Differentiation is a fundamental concept in calculus, crucial for finding the slope of tangent lines. It involves calculating the derivative of a function to ascertain how the function changes at any given point. In our case, the function is given as \( y = \frac{x}{x-1} \). The differentiation process here uses the quotient rule.
The quotient rule applies when you need to differentiate a function that can be expressed as a ratio of two functions. If \( u \) and \( v \) are functions of \( x \), the derivative of \( \frac{u}{v} \) is given by:

• \( \frac{v \cdot u' - u \cdot v'}{v^2} \)

Applying this rule to our function, \( u = x \) and \( v = x-1 \), gives us the derivative \( y' = \frac{-1}{(x-1)^2} \). This expression will help us find the slope at any point on the curve.

The slope of a tangent line is essentially the value of the derivative at a particular point on a curve. It represents the instantaneous rate of change of the function at that point. For our problem, after finding the derivative as \( y' = \frac{-1}{(x-1)^2} \), we substitute \( x = 2 \) to find the slope at the point (2,2).
Substituting gives us \( y' = \frac{-1}{1} = -1 \). Thus, the slope of the tangent line at (2,2) is \(-1\). This slope tells us that the tangent line is decreasing; for every unit increase in \( x \), \( y \) decreases by one unit.

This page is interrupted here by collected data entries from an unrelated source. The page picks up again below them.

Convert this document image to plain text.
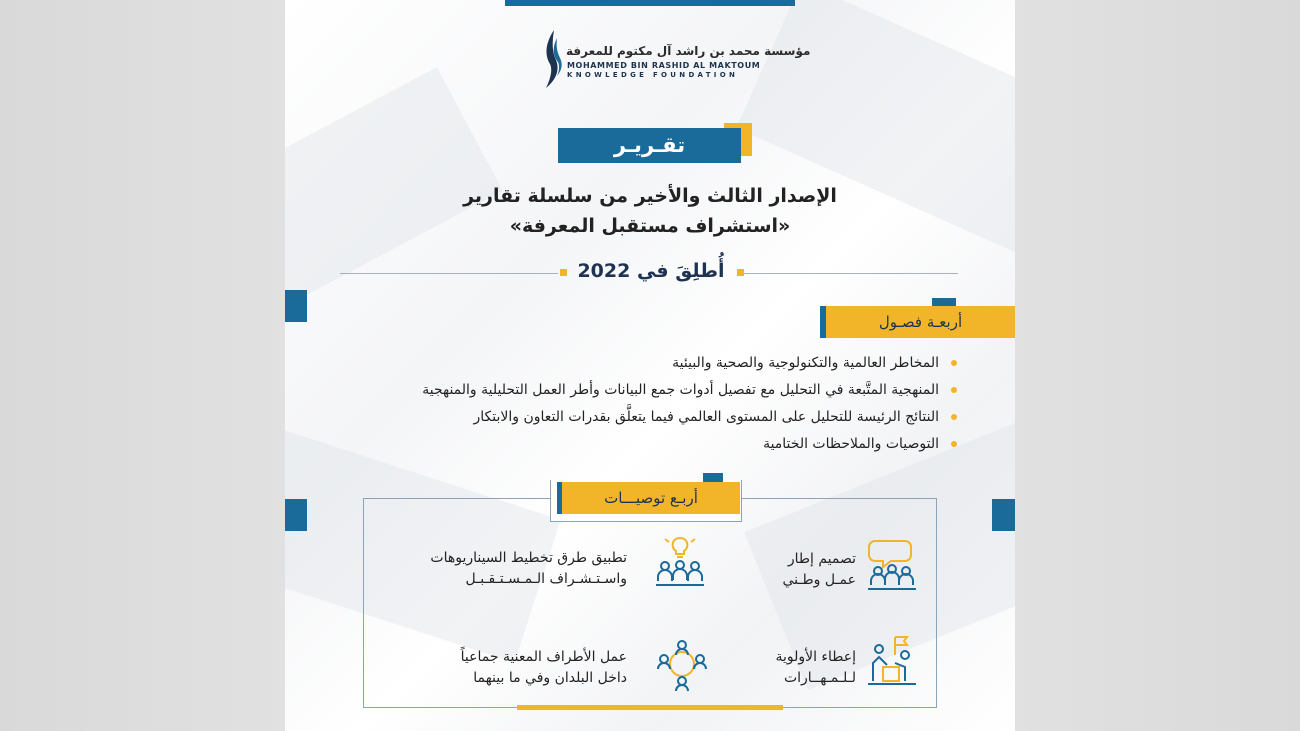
مؤسسة محمد بن راشد آل مكتوم للمعرفة
MOHAMMED BIN RASHID AL MAKTOUM
KNOWLEDGE FOUNDATION
تقـريـر
الإصدار الثالث والأخير من سلسلة تقارير
«استشراف مستقبل المعرفة»
أُطلِقَ في 2022
أربعـة فصـول
المخاطر العالمية والتكنولوجية والصحية والبيئية
المنهجية المتَّبعة في التحليل مع تفصيل أدوات جمع البيانات وأطر العمل التحليلية والمنهجية
النتائج الرئيسة للتحليل على المستوى العالمي فيما يتعلَّق بقدرات التعاون والابتكار
التوصيات والملاحظات الختامية
أربـع توصيـــات
تصميم إطار
عمـل وطـني
تطبيق طرق تخطيط السيناريوهات
واسـتـشـراف الـمـسـتـقـبـل
إعطاء الأولوية
لـلـمـهــارات
عمل الأطراف المعنية جماعياً
داخل البلدان وفي ما بينهما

To find the equation of the tangent line, we use the point-slope form of a line, given by:

• \( y - y_1 = m(x - x_1) \)

In this formula, \( (x_1, y_1) \) are the coordinates of a point on the line, and \( m \) is the slope. In our problem, \( (x_1, y_1) = (2,2) \), and the slope \( m = -1 \).
Substituting these into the point-slope formula gives:
\( y - 2 = -1(x - 2) \).
Simplifying, we arrive at the equation of the tangent line: \( y = -x + 4 \). This is a straight line that touches the curve at exactly one point, (2,2), both having the same slope there, ensuring it's a tangent.